Our patient developed dystonia, dysphagia, and dysarthria and could not walk due to severe right foot deformity. MRI examination revealed both extrapyramidal and pyramidal tract were involved. Although white matter involvement was observed in 10% of autopsy patients especially in Asian citizens and correlated to the pyramidal signs. ^{19 –22} The presentation of severe spastic contractures in our patient was not owing to the subcortical white matter. The signal change in the subcortical white matter of precentral gyrus (primary motor cortex) is not obvious. The evidence of pyramidal tract (corticospinal tract) involvement in this case was shown as abnormal hyperintensity signal change in posterior limb of internal capsule. Equinocavovarus foot is one of the presentations of severe spastic contracture and has been reported in some neurogenic conditions such as clubfoot and spastic foot after stroke. The management strategies including conservative treatment and surgical correction have been proposed. ^{13,16 –18} However, conservative treatment such as oral medication, rehabilitation, the use of a brace, and botulinum toxin injections were all used in our patient, but without significant improvements.

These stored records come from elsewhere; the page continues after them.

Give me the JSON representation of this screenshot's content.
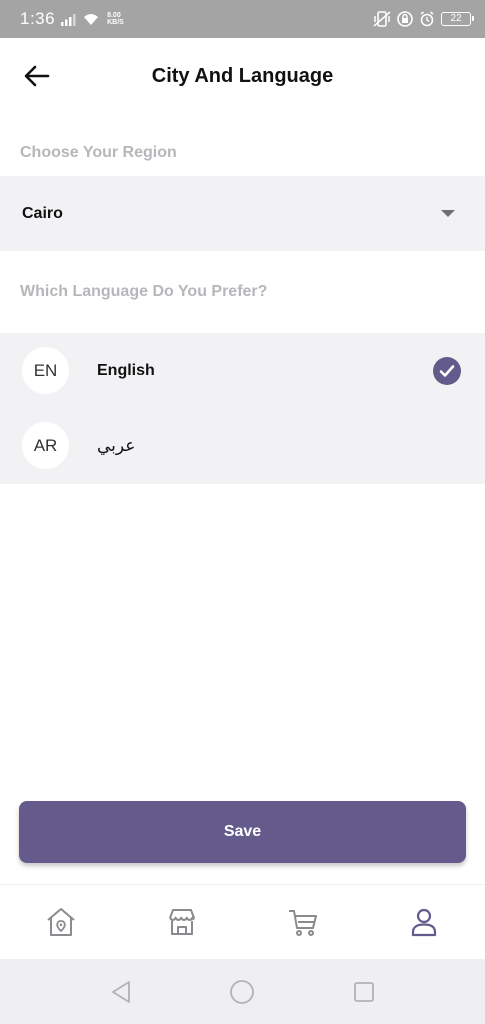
{
  "status_bar": {
    "time": "1:36",
    "net_speed_value": "8.00",
    "net_speed_unit": "KB/S",
    "battery": "22"
  },
  "header": {
    "title": "City And Language"
  },
  "region": {
    "label": "Choose Your Region",
    "selected": "Cairo"
  },
  "language": {
    "label": "Which Language Do You Prefer?",
    "options": [
      {
        "code": "EN",
        "name": "English",
        "selected": true
      },
      {
        "code": "AR",
        "name": "عربي",
        "selected": false
      }
    ]
  },
  "actions": {
    "save_label": "Save"
  },
  "bottom_nav": {
    "items": [
      {
        "icon": "home-icon",
        "active": false
      },
      {
        "icon": "store-icon",
        "active": false
      },
      {
        "icon": "cart-icon",
        "active": false
      },
      {
        "icon": "profile-icon",
        "active": true
      }
    ]
  },
  "colors": {
    "accent": "#645b8c",
    "inactive_icon": "#8a8a8f",
    "panel_bg": "#f2f2f5",
    "section_label": "#b7b7bb"
  }
}
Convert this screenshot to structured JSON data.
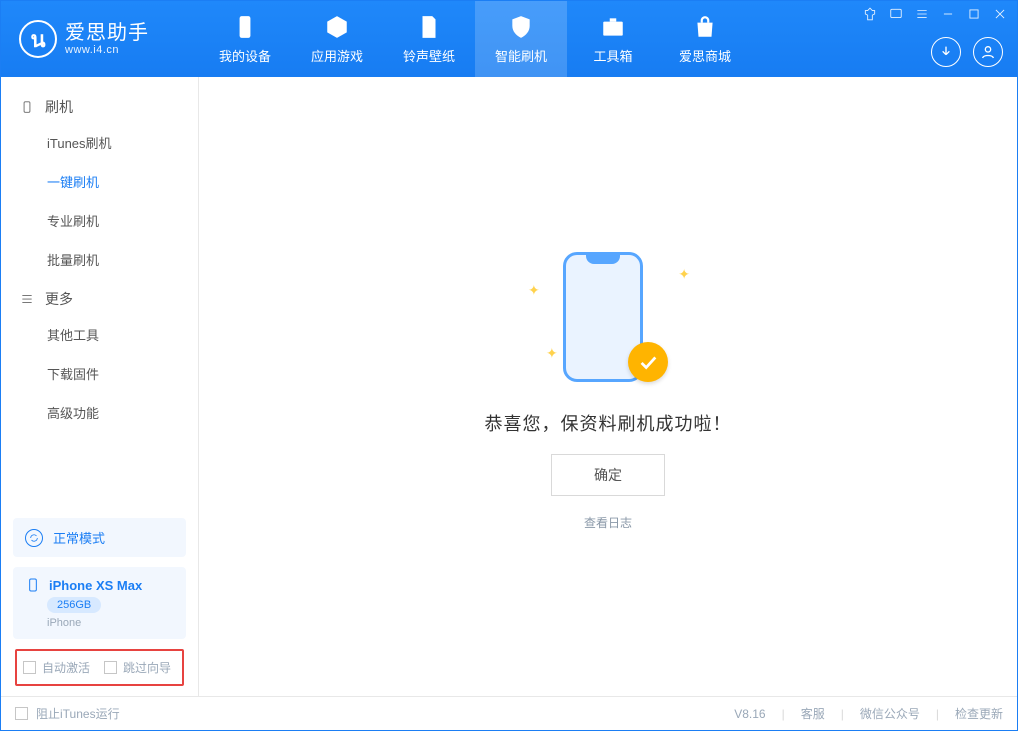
{
  "brand": {
    "title": "爱思助手",
    "subtitle": "www.i4.cn",
    "logo_letter": "น"
  },
  "tabs": [
    {
      "label": "我的设备"
    },
    {
      "label": "应用游戏"
    },
    {
      "label": "铃声壁纸"
    },
    {
      "label": "智能刷机"
    },
    {
      "label": "工具箱"
    },
    {
      "label": "爱思商城"
    }
  ],
  "active_tab_index": 3,
  "sidebar": {
    "sections": [
      {
        "title": "刷机",
        "items": [
          "iTunes刷机",
          "一键刷机",
          "专业刷机",
          "批量刷机"
        ],
        "active_index": 1
      },
      {
        "title": "更多",
        "items": [
          "其他工具",
          "下载固件",
          "高级功能"
        ],
        "active_index": -1
      }
    ],
    "mode": {
      "label": "正常模式"
    },
    "device": {
      "name": "iPhone XS Max",
      "storage": "256GB",
      "type": "iPhone"
    },
    "options": [
      {
        "label": "自动激活",
        "checked": false
      },
      {
        "label": "跳过向导",
        "checked": false
      }
    ]
  },
  "main": {
    "message": "恭喜您，保资料刷机成功啦！",
    "ok_label": "确定",
    "log_link": "查看日志"
  },
  "footer": {
    "block_itunes": "阻止iTunes运行",
    "version": "V8.16",
    "links": [
      "客服",
      "微信公众号",
      "检查更新"
    ]
  }
}
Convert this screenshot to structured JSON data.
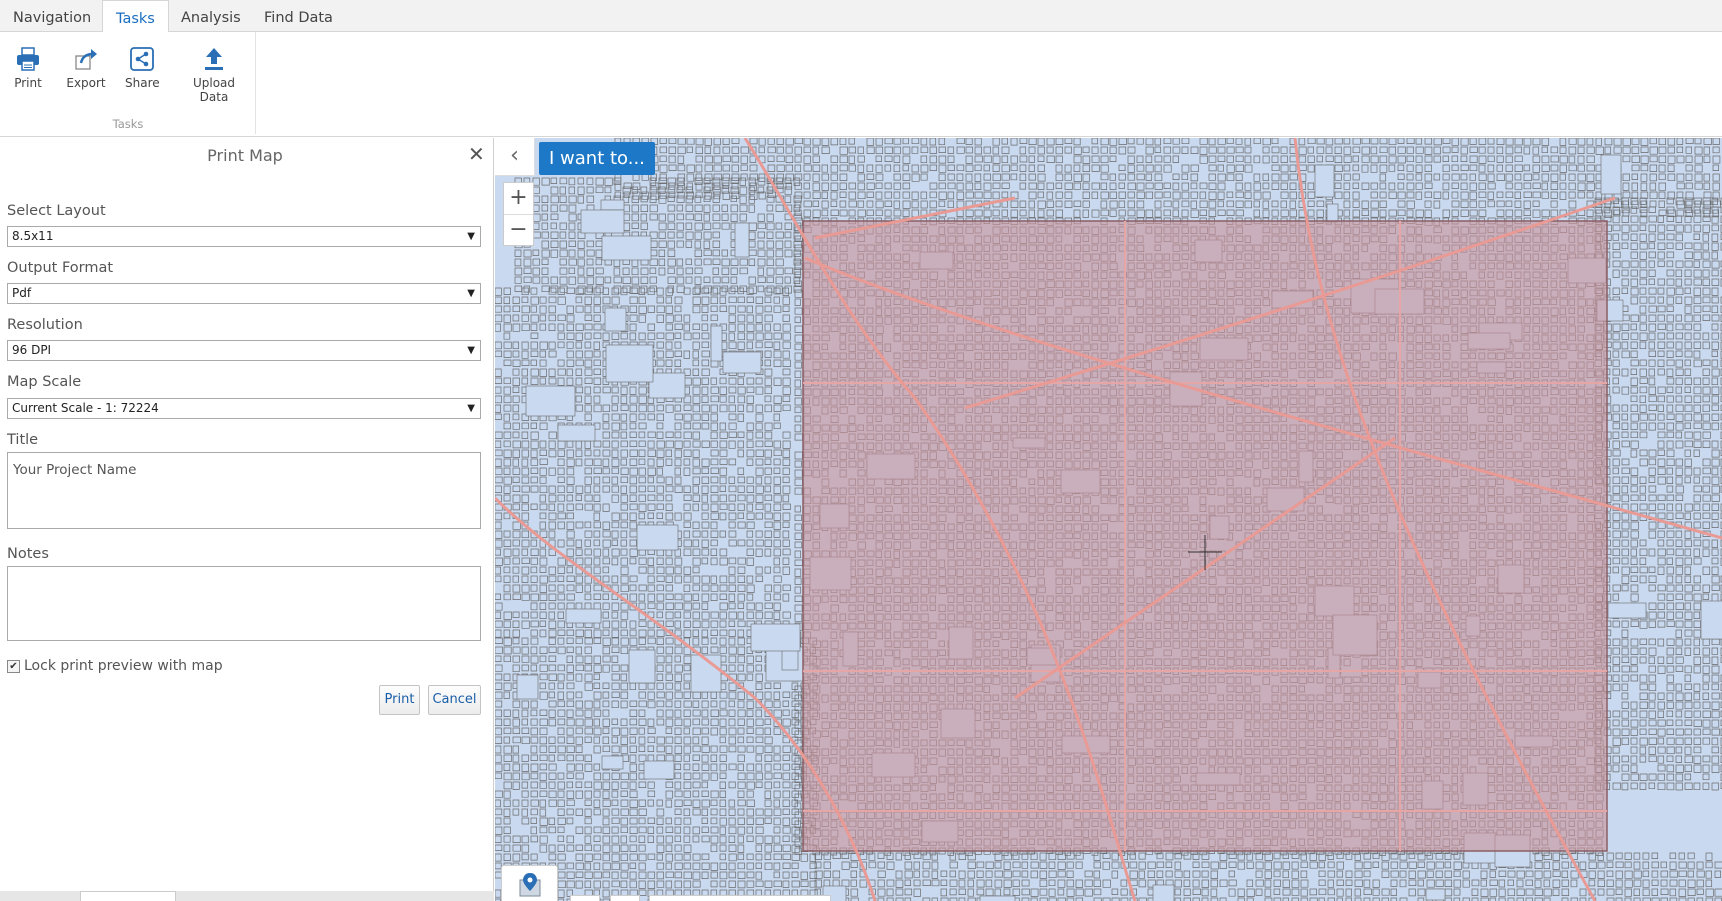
{
  "tabs": [
    "Navigation",
    "Tasks",
    "Analysis",
    "Find Data"
  ],
  "active_tab": "Tasks",
  "ribbon": {
    "buttons": [
      {
        "label": "Print",
        "icon": "printer-icon"
      },
      {
        "label": "Export",
        "icon": "export-icon"
      },
      {
        "label": "Share",
        "icon": "share-icon"
      },
      {
        "label": "Upload Data",
        "icon": "upload-icon"
      }
    ],
    "group_label": "Tasks"
  },
  "panel": {
    "title": "Print Map",
    "close": "✕",
    "fields": {
      "layout": {
        "label": "Select Layout",
        "value": "8.5x11"
      },
      "format": {
        "label": "Output Format",
        "value": "Pdf"
      },
      "resolution": {
        "label": "Resolution",
        "value": "96 DPI"
      },
      "scale": {
        "label": "Map Scale",
        "value": "Current Scale - 1: 72224"
      },
      "title": {
        "label": "Title",
        "value": "Your Project Name"
      },
      "notes": {
        "label": "Notes",
        "value": ""
      }
    },
    "lock_label": "Lock print preview with map",
    "lock_checked": true,
    "print_button": "Print",
    "cancel_button": "Cancel"
  },
  "map": {
    "i_want_to": "I want to...",
    "back": "‹",
    "zoom_in": "+",
    "zoom_out": "−",
    "colors": {
      "water": "#c9daf0",
      "streets": "#6b6b6b",
      "print_extent": "#c9939b"
    }
  }
}
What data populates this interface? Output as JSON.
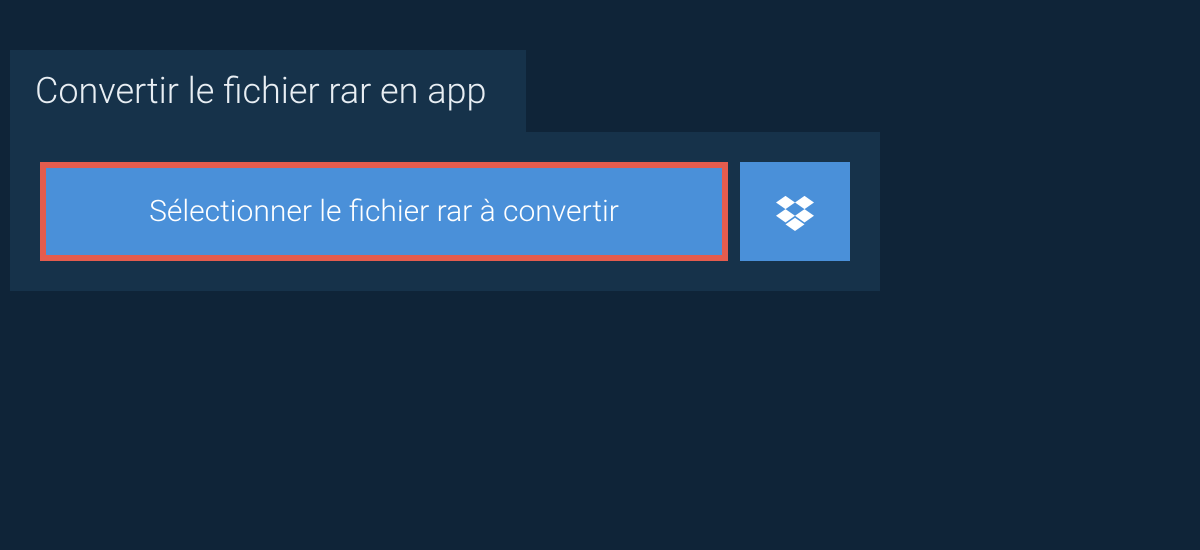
{
  "tab": {
    "title": "Convertir le fichier rar en app"
  },
  "actions": {
    "select_file_label": "Sélectionner le fichier rar à convertir"
  }
}
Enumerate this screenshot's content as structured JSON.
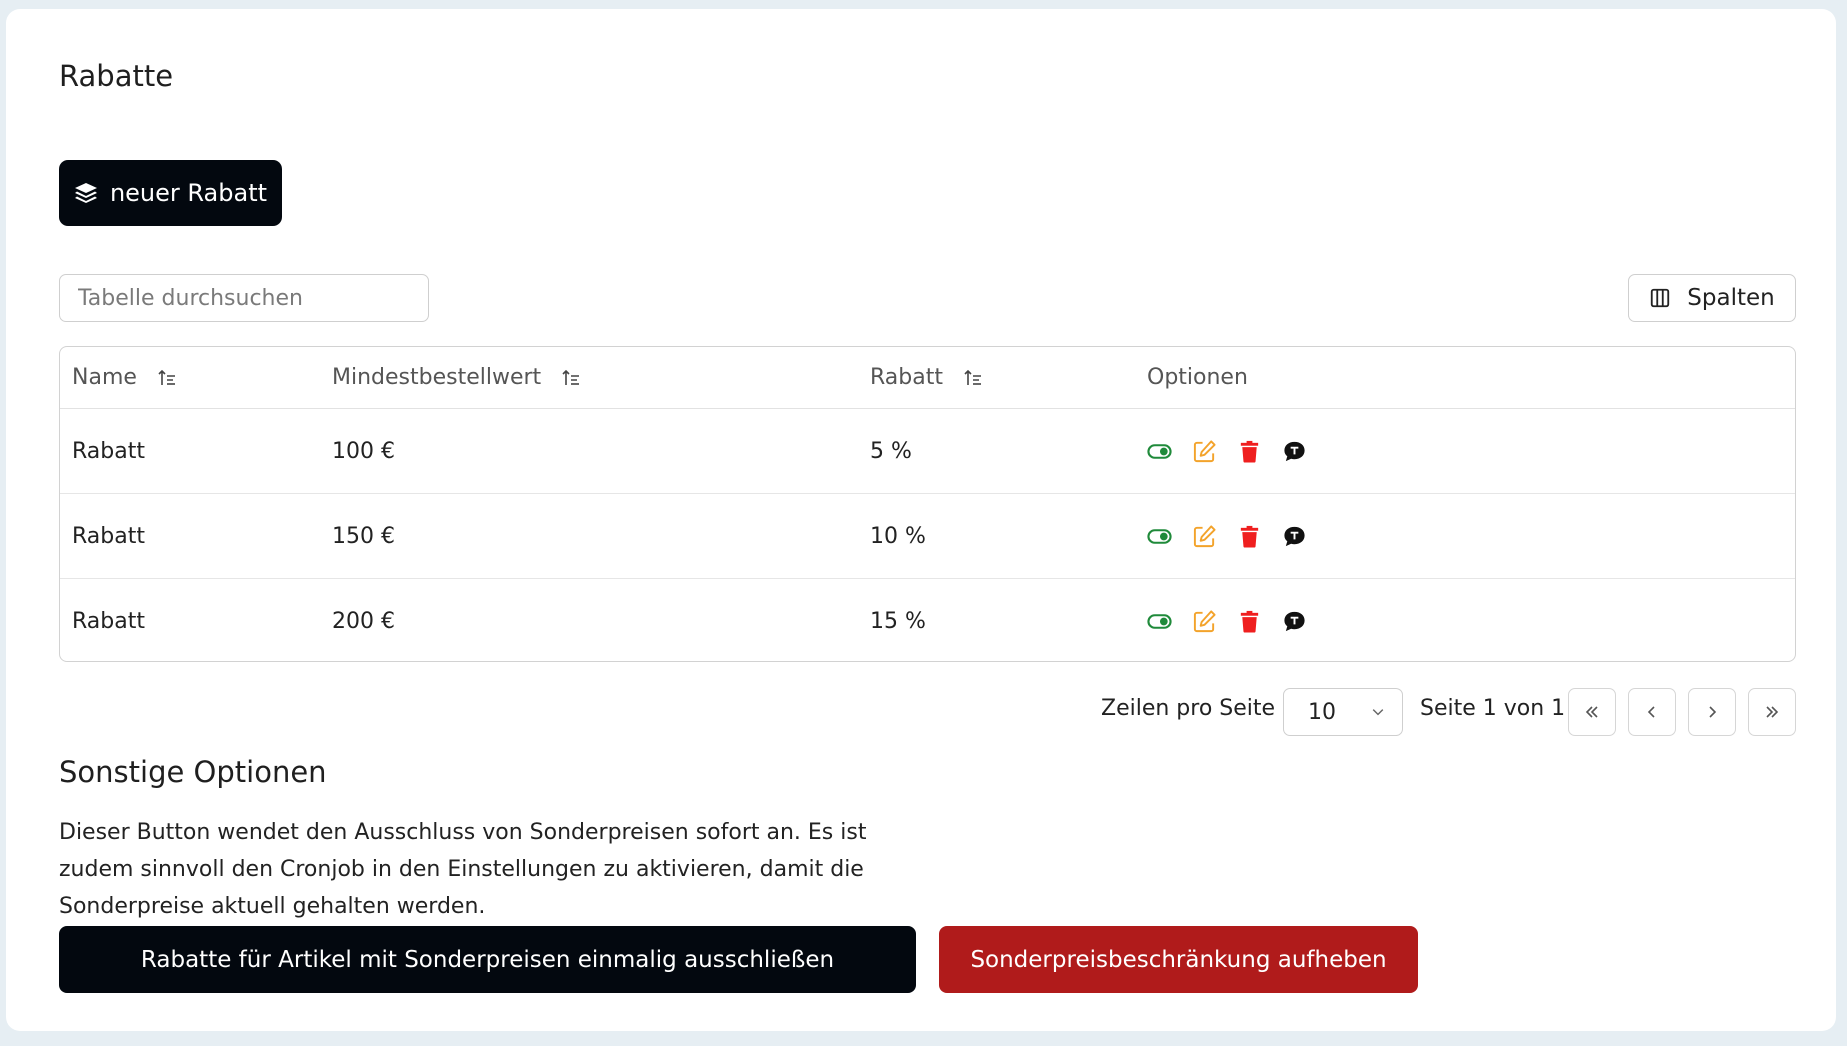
{
  "page": {
    "title": "Rabatte"
  },
  "toolbar": {
    "new_label": "neuer Rabatt",
    "search_placeholder": "Tabelle durchsuchen",
    "columns_label": "Spalten"
  },
  "table": {
    "headers": {
      "name": "Name",
      "min_order": "Mindestbestellwert",
      "discount": "Rabatt",
      "options": "Optionen"
    },
    "rows": [
      {
        "name": "Rabatt",
        "min_order": "100 €",
        "discount": "5 %"
      },
      {
        "name": "Rabatt",
        "min_order": "150 €",
        "discount": "10 %"
      },
      {
        "name": "Rabatt",
        "min_order": "200 €",
        "discount": "15 %"
      }
    ]
  },
  "pagination": {
    "rows_per_page_label": "Zeilen pro Seite",
    "rows_per_page_value": "10",
    "page_info": "Seite 1 von 1"
  },
  "other_options": {
    "title": "Sonstige Optionen",
    "description": "Dieser Button wendet den Ausschluss von Sonderpreisen sofort an. Es ist zudem sinnvoll den Cronjob in den Einstellungen zu aktivieren, damit die Sonderpreise aktuell gehalten werden.",
    "exclude_button": "Rabatte für Artikel mit Sonderpreisen einmalig ausschließen",
    "remove_button": "Sonderpreisbeschränkung aufheben"
  },
  "colors": {
    "primary_dark": "#03080f",
    "danger": "#b01b1b",
    "toggle_green": "#1f8a3a",
    "edit_orange": "#f3a32b",
    "delete_red": "#ef1f1f"
  },
  "icons": [
    "layers-icon",
    "columns-icon",
    "sort-icon",
    "toggle-visibility-icon",
    "edit-icon",
    "delete-icon",
    "comment-icon",
    "chevron-down-icon",
    "first-page-icon",
    "prev-page-icon",
    "next-page-icon",
    "last-page-icon"
  ]
}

Surgical methods including soft tissue balancing, tendon transfer, talectomy, calcaneal osteotomy, dynamic correction using a hinged distraction apparatus, and triple arthrodesis have been used to manage the equinocavovarus deformity. ^{13,16 –18} Soft tissue balancing such as Achilles tendon lengthening, tendon transfer, or release of the plantar fascia may be effective enough in cases with less neurological involvement with a flexible foot deformity such as in the left foot of our patient. In comparison, the right foot of our patient had a severe, fixed, equinocavovarus deformity involving the bone which required an additional extensive bony procedure to achieve thorough correction. Fixed equinovarus deformities are more often reported in cerebral palsy patients, and they cannot tolerate gradual correction with external fixation frames due to strong spasticity. Other disadvantages of external fixation include wire dislodgment, a high incidence of pin site infection, and recurrence of the deformity. ^{23 –26} The rigidity and complexity of equinocavovarus deformity often requires more extensive procedures such as multiple osteotomy or Lambrinudi triple arthrodesis. ^{26 –28}

In our patient, we chose modified Lambrinudi arthrodesis due to its high efficiency in correcting deformities considering three dimensions. The correction obtained in Lambrinudi arthrodesis is created with closing wedge osteotomy. The osteotomy excises the inferior portion of the head and neck of the talus. The bony resection begins at the upper third of the talar head and inclines toward the posterior process of the talus and toward the inferomedial part of the talus. Minimal bony resection of the calcaneus, limited joint preparation of the talonavicular joint and calcaneocuboid joint were accomplished, and an anterolaterally based wedge from the head and the neck of the talus was achieved after removal of the resected bone. The difference from the traditional Lambrinudi procedure is that the talar head was not excised thoroughly in our method. The reason for preserving the upper part of the talar head was so that the foot length would not be shortened too much after deformity correction. Another modification was that the shape of the wedge was anterior and lateral based, which is different from the anterior base only of the traditional method. A double based wedge can achieve a better plantigrade foot by eversion of the hindfoot and dorsiflexion of the midfoot simultaneously.

Conclusion

We report our experience of treating equinocavovarus deformity, a rare neuromuscular presentation in a patient with WD, with one-stage correction using modified Lambrinudi arthrodesis with additional soft tissue procedures. Shortening the treatment period and decreasing possible complications due to multiple procedures are the main benefits of this technique. This study provides a practical and reasonable surgical procedure with a satisfactory outcome.